Correlation Between CarMax and USS
Can any of the company-specific risk be diversified away by investing in both CarMax and USS at the same time? Although using a correlation coefficient on its own may not help to predict future stock returns, this module helps to understand the diversifiable risk of combining CarMax and USS into the same portfolio, which is an essential part of the fundamental portfolio management process.
By analyzing existing cross correlation between CarMax Inc and USS Co, you can compare the effects of market volatilities on CarMax and USS and check how they will diversify away market risk if combined in the same portfolio for a given time horizon. You can also utilize pair trading strategies of matching a long position in CarMax with a short position of USS. Check out your portfolio center. Please also check ongoing floating volatility patterns of CarMax and USS.

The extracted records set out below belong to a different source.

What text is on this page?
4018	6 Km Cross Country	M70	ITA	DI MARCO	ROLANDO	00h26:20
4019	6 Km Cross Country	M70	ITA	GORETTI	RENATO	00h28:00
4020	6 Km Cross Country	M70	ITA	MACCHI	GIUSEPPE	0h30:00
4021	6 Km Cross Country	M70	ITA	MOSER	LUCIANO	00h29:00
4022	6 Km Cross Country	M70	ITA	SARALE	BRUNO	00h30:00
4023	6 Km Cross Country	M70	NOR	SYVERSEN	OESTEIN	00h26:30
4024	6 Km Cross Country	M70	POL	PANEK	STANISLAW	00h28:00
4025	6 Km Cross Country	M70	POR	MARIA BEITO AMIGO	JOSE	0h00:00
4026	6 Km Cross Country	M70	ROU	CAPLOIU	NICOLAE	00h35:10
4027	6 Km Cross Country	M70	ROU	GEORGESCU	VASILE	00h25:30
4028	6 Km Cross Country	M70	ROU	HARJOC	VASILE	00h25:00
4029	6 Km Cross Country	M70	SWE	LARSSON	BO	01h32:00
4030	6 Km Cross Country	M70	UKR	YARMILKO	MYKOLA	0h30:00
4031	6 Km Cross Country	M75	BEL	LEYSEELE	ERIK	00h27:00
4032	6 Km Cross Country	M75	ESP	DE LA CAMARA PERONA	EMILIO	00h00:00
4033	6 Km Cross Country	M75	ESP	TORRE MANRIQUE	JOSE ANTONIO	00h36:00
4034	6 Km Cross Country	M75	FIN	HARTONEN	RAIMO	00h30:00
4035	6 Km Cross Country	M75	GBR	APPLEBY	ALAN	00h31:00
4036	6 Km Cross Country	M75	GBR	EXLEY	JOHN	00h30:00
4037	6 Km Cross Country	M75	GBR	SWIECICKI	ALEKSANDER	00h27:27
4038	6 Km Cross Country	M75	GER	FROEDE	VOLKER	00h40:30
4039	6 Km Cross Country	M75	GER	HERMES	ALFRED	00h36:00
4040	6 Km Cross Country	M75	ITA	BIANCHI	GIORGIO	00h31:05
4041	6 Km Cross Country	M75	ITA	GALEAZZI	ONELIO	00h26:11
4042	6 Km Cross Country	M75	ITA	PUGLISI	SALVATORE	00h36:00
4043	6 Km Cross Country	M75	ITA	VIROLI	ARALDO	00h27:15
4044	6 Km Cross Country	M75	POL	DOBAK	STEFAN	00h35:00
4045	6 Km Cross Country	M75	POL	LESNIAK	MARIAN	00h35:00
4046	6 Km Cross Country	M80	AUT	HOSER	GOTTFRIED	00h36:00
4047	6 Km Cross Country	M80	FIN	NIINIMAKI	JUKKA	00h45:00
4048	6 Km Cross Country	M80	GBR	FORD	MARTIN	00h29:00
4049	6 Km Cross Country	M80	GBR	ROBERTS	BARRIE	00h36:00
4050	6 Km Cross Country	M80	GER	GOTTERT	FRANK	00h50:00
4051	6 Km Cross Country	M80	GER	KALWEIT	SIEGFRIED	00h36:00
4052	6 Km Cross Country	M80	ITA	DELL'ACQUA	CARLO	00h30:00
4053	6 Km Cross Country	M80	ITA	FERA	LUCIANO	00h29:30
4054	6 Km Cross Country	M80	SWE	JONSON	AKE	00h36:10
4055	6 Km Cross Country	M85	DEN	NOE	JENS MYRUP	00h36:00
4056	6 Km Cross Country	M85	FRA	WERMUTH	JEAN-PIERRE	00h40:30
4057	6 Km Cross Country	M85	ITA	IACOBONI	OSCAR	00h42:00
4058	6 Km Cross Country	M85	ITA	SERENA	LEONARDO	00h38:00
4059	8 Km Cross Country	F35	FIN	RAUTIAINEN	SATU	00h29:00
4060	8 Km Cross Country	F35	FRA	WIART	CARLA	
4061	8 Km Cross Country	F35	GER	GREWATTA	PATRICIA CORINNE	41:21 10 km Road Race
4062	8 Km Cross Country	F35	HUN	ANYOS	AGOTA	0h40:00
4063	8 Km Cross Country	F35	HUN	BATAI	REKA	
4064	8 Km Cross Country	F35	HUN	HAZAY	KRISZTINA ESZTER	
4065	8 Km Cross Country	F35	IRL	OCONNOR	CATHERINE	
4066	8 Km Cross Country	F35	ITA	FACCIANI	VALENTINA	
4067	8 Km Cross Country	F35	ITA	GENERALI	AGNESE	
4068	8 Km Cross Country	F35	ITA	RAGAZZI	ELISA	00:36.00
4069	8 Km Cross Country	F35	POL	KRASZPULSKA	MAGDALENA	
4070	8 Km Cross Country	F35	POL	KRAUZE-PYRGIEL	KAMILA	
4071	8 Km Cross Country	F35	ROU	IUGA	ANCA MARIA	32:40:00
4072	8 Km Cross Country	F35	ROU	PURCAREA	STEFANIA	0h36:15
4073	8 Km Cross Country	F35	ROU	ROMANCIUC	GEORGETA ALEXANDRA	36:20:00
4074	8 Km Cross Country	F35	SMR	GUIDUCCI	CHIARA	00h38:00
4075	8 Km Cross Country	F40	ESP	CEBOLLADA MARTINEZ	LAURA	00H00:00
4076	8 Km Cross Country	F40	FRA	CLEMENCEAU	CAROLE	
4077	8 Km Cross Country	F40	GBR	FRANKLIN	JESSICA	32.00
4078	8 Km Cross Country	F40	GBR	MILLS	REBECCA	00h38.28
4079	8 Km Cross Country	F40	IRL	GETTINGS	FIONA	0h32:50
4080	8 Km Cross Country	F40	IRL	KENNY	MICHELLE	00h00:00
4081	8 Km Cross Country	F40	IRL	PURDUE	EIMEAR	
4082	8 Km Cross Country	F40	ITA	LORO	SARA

Diversification Opportunities for CarMax and USS
Very weak diversification
The 3 months correlation between CarMax and USS is 0.56. Overlapping area represents the amount of risk that can be diversified away by holding CarMax Inc and USS Co in the same portfolio, assuming nothing else is changed. The correlation between historical prices or returns on USS Co and CarMax is a relative statistical measure of the degree to which these equity instruments tend to move together. The correlation coefficient measures the extent to which returns on CarMax Inc are associated (or correlated) with USS. Values of the correlation coefficient range from -1 to +1, where. The correlation of zero (0) is possible when the price movement of USS Co has no effect on the direction of CarMax i.e., CarMax and USS go up and down completely randomly.

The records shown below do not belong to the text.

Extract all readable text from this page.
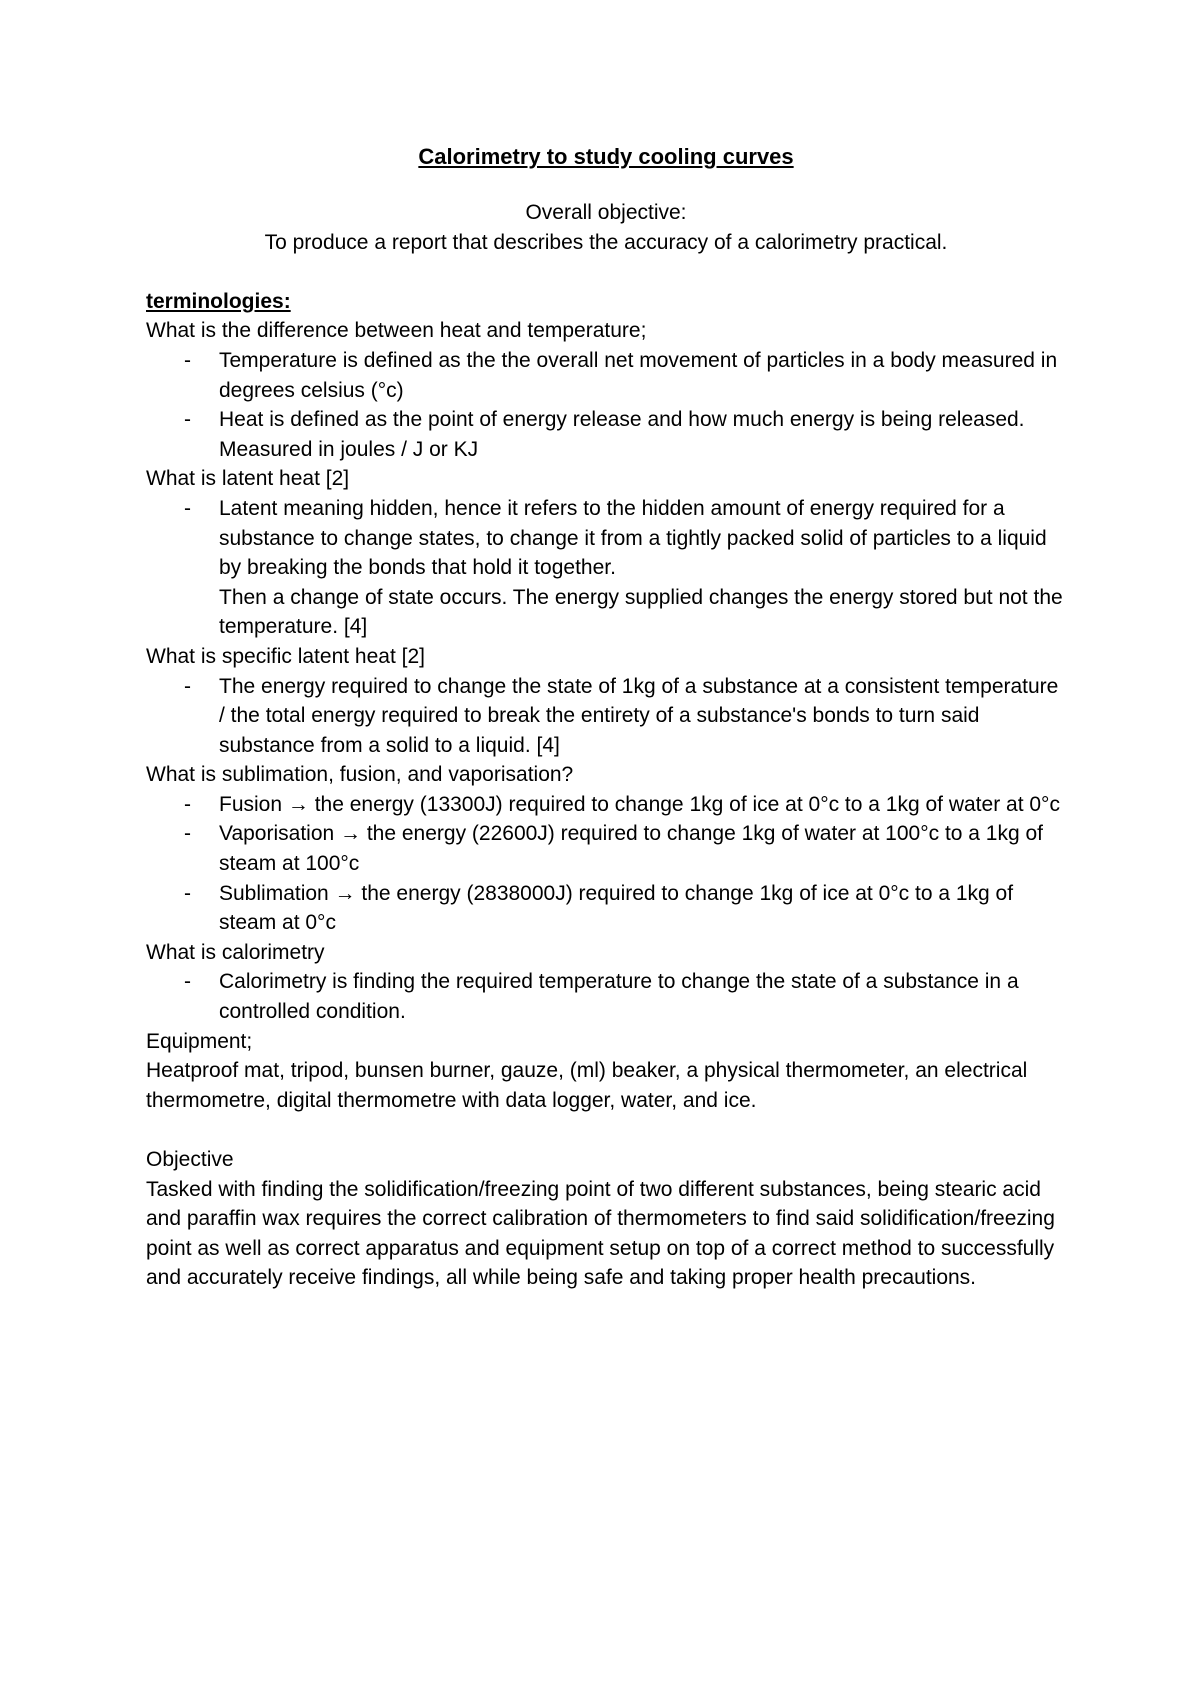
Calorimetry to study cooling curves

Overall objective:

To produce a report that describes the accuracy of a calorimetry practical.

terminologies:

What is the difference between heat and temperature;

- Temperature is defined as the the overall net movement of particles in a body measured in degrees celsius (°c)
- Heat is defined as the point of energy release and how much energy is being released. Measured in joules / J or KJ

What is latent heat [2]

- Latent meaning hidden, hence it refers to the hidden amount of energy required for a substance to change states, to change it from a tightly packed solid of particles to a liquid by breaking the bonds that hold it together.
Then a change of state occurs. The energy supplied changes the energy stored but not the temperature. [4]

What is specific latent heat [2]

- The energy required to change the state of 1kg of a substance at a consistent temperature / the total energy required to break the entirety of a substance's bonds to turn said substance from a solid to a liquid. [4]

What is sublimation, fusion, and vaporisation?

- Fusion → the energy (13300J) required to change 1kg of ice at 0°c to a 1kg of water at 0°c
- Vaporisation → the energy (22600J) required to change 1kg of water at 100°c to a 1kg of steam at 100°c
- Sublimation → the energy (2838000J) required to change 1kg of ice at 0°c to a 1kg of steam at 0°c

What is calorimetry

- Calorimetry is finding the required temperature to change the state of a substance in a controlled condition.

Equipment;

Heatproof mat, tripod, bunsen burner, gauze, (ml) beaker, a physical thermometer, an electrical thermometre, digital thermometre with data logger, water, and ice.

Objective

Tasked with finding the solidification/freezing point of two different substances, being stearic acid and paraffin wax requires the correct calibration of thermometers to find said solidification/freezing point as well as correct apparatus and equipment setup on top of a correct method to successfully and accurately receive findings, all while being safe and taking proper health precautions.
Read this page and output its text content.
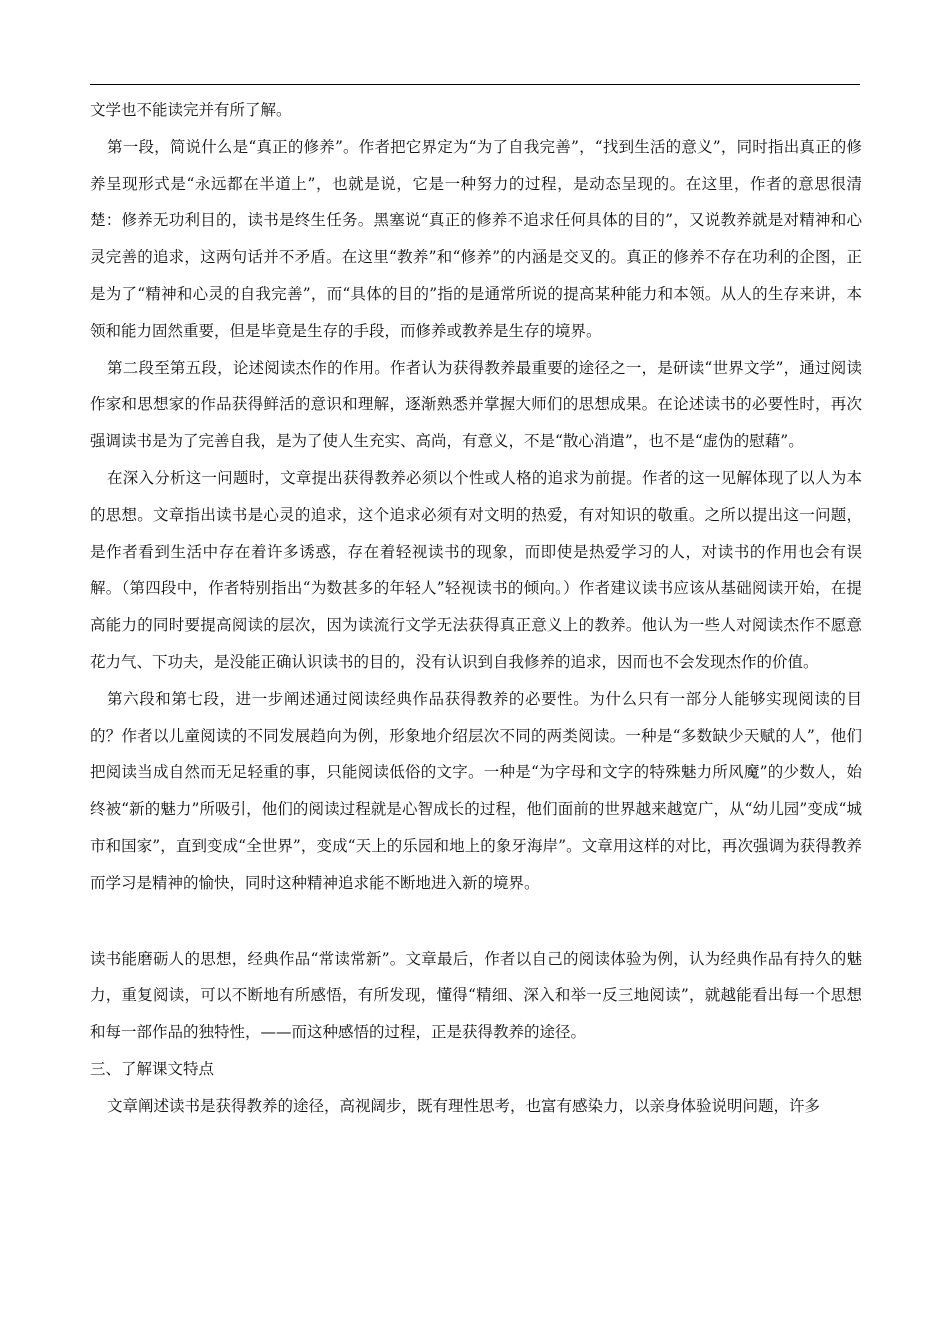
文学也不能读完并有所了解。

第一段，简说什么是“真正的修养”。作者把它界定为“为了自我完善”，“找到生活的意义”，同时指出真正的修养呈现形式是“永远都在半道上”，也就是说，它是一种努力的过程，是动态呈现的。在这里，作者的意思很清楚：修养无功利目的，读书是终生任务。黑塞说“真正的修养不追求任何具体的目的”，又说教养就是对精神和心灵完善的追求，这两句话并不矛盾。在这里“教养”和“修养”的内涵是交叉的。真正的修养不存在功利的企图，正是为了“精神和心灵的自我完善”，而“具体的目的”指的是通常所说的提高某种能力和本领。从人的生存来讲，本领和能力固然重要，但是毕竟是生存的手段，而修养或教养是生存的境界。

第二段至第五段，论述阅读杰作的作用。作者认为获得教养最重要的途径之一，是研读“世界文学”，通过阅读作家和思想家的作品获得鲜活的意识和理解，逐渐熟悉并掌握大师们的思想成果。在论述读书的必要性时，再次强调读书是为了完善自我，是为了使人生充实、高尚，有意义，不是“散心消遣”，也不是“虚伪的慰藉”。

在深入分析这一问题时，文章提出获得教养必须以个性或人格的追求为前提。作者的这一见解体现了以人为本的思想。文章指出读书是心灵的追求，这个追求必须有对文明的热爱，有对知识的敬重。之所以提出这一问题，是作者看到生活中存在着许多诱惑，存在着轻视读书的现象，而即使是热爱学习的人，对读书的作用也会有误解。（第四段中，作者特别指出“为数甚多的年轻人”轻视读书的倾向。）作者建议读书应该从基础阅读开始，在提高能力的同时要提高阅读的层次，因为读流行文学无法获得真正意义上的教养。他认为一些人对阅读杰作不愿意花力气、下功夫，是没能正确认识读书的目的，没有认识到自我修养的追求，因而也不会发现杰作的价值。

第六段和第七段，进一步阐述通过阅读经典作品获得教养的必要性。为什么只有一部分人能够实现阅读的目的？作者以儿童阅读的不同发展趋向为例，形象地介绍层次不同的两类阅读。一种是“多数缺少天赋的人”，他们把阅读当成自然而无足轻重的事，只能阅读低俗的文字。一种是“为字母和文字的特殊魅力所风魔”的少数人，始终被“新的魅力”所吸引，他们的阅读过程就是心智成长的过程，他们面前的世界越来越宽广，从“幼儿园”变成“城市和国家”，直到变成“全世界”，变成“天上的乐园和地上的象牙海岸”。文章用这样的对比，再次强调为获得教养而学习是精神的愉快，同时这种精神追求能不断地进入新的境界。

读书能磨砺人的思想，经典作品“常读常新”。文章最后，作者以自己的阅读体验为例，认为经典作品有持久的魅力，重复阅读，可以不断地有所感悟，有所发现，懂得“精细、深入和举一反三地阅读”，就越能看出每一个思想和每一部作品的独特性，——而这种感悟的过程，正是获得教养的途径。

三、了解课文特点

文章阐述读书是获得教养的途径，高视阔步，既有理性思考，也富有感染力，以亲身体验说明问题，许多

Pair Corralation between CarMax and USS
Assuming the 90 days horizon CarMax Inc is expected to generate 1.68 times more return on investment than USS. However, CarMax is 1.68 times more volatile than USS Co. It trades about 0.03 of its potential returns per unit of risk. USS Co is currently generating about 0.03 per unit of risk. If you would invest 6,203 in CarMax Inc on September 2, 2024 and sell it today you would earn a total of 1,885 from holding CarMax Inc or generate 30.39% return on investment over 90 days.

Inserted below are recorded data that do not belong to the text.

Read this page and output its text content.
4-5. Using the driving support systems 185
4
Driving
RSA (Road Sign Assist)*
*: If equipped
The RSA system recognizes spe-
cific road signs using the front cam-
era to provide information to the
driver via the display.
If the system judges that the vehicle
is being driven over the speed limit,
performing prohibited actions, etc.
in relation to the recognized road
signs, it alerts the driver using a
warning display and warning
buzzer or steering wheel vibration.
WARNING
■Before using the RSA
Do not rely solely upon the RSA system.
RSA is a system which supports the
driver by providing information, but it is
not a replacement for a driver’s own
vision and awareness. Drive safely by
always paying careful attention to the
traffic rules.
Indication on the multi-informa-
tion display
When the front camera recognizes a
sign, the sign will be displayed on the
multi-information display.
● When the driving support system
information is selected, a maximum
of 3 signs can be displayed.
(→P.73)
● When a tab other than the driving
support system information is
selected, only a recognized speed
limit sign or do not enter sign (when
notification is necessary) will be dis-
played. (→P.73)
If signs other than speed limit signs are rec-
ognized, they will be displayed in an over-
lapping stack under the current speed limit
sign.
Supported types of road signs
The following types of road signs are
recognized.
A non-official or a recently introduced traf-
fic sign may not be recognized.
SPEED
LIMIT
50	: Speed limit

Time Period | 3 Months [change] |
Direction | Moves Together |
Strength | Weak |
Accuracy | 100.0% |
Values | Daily Returns |
CarMax Inc vs. USS Co
Performance |
Timeline |
CarMax Inc |
USS Co |
CarMax and USS Volatility Contrast
Predicted Return Density |
Returns |
Pair Trading with CarMax and USS
The main advantage of trading using opposite CarMax and USS positions is that it hedges away some unsystematic risk. Because of two separate transactions, even if CarMax position performs unexpectedly, USS can make up some of the losses. Pair trading also minimizes risk from directional movements in the market. For example, if an entire industry or sector drops because of unexpected headlines, the short position in USS will offset losses from the drop in USS's long position.CarMax vs. Commercial Vehicle Group | CarMax vs. INTER CARS SA | CarMax vs. Cars Inc | CarMax vs. KINGBOARD CHEMICAL |
USS vs. Superior Plus Corp | USS vs. NMI Holdings | USS vs. Origin Agritech | USS vs. SIVERS SEMICONDUCTORS AB |
Check out your portfolio center.Note that this page's information should be used as a complementary analysis to find the right mix of equity instruments to add to your existing portfolios or create a brand new portfolio. You can also try the Options Analysis module to analyze and evaluate options and option chains as a potential hedge for your portfolios.